Is the blog I posted a bit whacky in general? Sure. Is it possible they are right? Are there a BUNCH more people who seemed to have the same idea? Yup.
Just because you find a doctor who is willing to go along with Munchausen by proxy doesn't make the diagnosis correct. I'd say by the very comments here in the sift that there is a lot of debate as to what exactly is going on with this girl and to dismiss the idea that the parents might be a bit nuts themselves is very dangerous

xxovercastxxsays...

The first thing I did was dig up the full blogs that Stan takes excerpts from and read them in context. Some of the excerpts take on very different meanings in their full context. When he refers to "starving" her, for example, he's talking about sending her to bed without dinner when she refused to eat what was made. This was something recommended by her doctor. I think most kids are "starved" this way at some point in their life and I don't think anyone ought to be screaming "child abuse" because a child refuses to eat their dinner.

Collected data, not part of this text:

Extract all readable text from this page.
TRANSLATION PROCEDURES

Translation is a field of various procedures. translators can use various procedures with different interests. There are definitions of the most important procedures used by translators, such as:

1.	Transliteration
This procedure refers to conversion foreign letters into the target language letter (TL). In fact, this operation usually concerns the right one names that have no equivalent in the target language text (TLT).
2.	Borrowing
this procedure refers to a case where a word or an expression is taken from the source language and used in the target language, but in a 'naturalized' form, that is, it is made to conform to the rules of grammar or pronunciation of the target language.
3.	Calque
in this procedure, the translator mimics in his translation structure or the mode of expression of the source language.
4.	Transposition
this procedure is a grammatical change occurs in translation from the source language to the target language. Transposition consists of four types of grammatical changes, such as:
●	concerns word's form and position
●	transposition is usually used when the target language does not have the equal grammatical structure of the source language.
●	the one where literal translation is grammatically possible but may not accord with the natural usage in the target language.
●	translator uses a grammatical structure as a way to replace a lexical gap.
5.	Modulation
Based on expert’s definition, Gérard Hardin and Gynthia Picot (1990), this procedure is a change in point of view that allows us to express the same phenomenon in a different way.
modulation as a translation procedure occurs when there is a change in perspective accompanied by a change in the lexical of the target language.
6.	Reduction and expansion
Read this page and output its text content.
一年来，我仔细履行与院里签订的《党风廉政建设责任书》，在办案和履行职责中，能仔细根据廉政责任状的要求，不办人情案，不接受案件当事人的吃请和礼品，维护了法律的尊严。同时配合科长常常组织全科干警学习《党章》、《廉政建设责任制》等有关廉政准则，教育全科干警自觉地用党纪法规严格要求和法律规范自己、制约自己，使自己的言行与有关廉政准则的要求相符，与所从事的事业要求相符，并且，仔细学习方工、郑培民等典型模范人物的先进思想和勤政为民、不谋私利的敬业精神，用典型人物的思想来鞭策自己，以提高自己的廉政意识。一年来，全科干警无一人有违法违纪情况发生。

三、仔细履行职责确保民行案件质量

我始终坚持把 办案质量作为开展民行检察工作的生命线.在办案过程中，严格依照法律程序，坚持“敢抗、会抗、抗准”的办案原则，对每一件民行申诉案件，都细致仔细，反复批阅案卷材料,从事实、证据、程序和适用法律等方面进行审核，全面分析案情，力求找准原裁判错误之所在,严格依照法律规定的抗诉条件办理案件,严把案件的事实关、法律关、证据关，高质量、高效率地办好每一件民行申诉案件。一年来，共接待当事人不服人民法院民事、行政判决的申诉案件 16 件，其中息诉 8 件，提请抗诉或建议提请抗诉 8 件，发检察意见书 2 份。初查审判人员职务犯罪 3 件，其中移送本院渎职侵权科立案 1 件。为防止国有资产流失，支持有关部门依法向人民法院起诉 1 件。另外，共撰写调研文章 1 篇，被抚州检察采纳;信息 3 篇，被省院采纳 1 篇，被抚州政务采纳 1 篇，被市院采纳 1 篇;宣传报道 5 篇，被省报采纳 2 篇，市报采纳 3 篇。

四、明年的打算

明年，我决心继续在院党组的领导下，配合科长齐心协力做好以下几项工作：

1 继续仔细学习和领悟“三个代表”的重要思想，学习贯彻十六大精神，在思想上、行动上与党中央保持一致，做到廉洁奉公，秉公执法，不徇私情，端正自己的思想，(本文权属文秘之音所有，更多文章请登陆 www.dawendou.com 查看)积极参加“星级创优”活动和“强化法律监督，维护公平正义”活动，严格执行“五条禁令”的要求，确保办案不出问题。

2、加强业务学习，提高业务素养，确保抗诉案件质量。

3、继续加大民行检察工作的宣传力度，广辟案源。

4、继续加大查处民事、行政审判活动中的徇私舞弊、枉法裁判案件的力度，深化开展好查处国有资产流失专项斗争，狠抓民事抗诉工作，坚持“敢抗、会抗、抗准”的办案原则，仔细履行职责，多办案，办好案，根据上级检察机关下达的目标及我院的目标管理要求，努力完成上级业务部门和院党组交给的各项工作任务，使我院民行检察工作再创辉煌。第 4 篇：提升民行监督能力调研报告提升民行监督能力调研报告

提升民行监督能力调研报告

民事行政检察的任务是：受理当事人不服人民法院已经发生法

That Stan would blatantly manipulate the facts to agree with his version of the story tells me not to trust anything he says. I then went and looked over some of his other content and found a lot of was what I would categorize as wingnut conspiracy theories.

Of course I'm not playing apologist for the parents. Whether they were right or wrong is another argument. My point is that the people in this thread, Stan's blog, and elsewhere, who are making their own diagnosis based on what they saw on Oprah, read in the LAT and/or saw in this video clip have no basis or qualifications to do so.

>> ^Whacky:

xxovercastxx said: "If you look at the rest of the blog you link to, it's a blog about how medication is bad, doctors are evil and everything is a conspiracy"
Of course everyone is entitled to an opinion; though the vast majority of the information written about in post on this blog are backed up by substantial evidence (there is also many humorous, satirical, and personal opinion pieces). I have to wonder if you took the time to actually do any research about what you read before dismissing it off the cuff xxovercastxx?
Of course anyone that wants to play apologist for these parents that are "admitted" abusers are entitled to their opinions (and there are many). I guess they are also many people that excuse our main stream media writing reports that excludes key related facts in their articles.
http://bipolar-stanscroniclesandnarritiv
e.blogspot.com/2009/07/los-angeles-times-reporter-defends.html
If that's what you coin wacky, then so be it.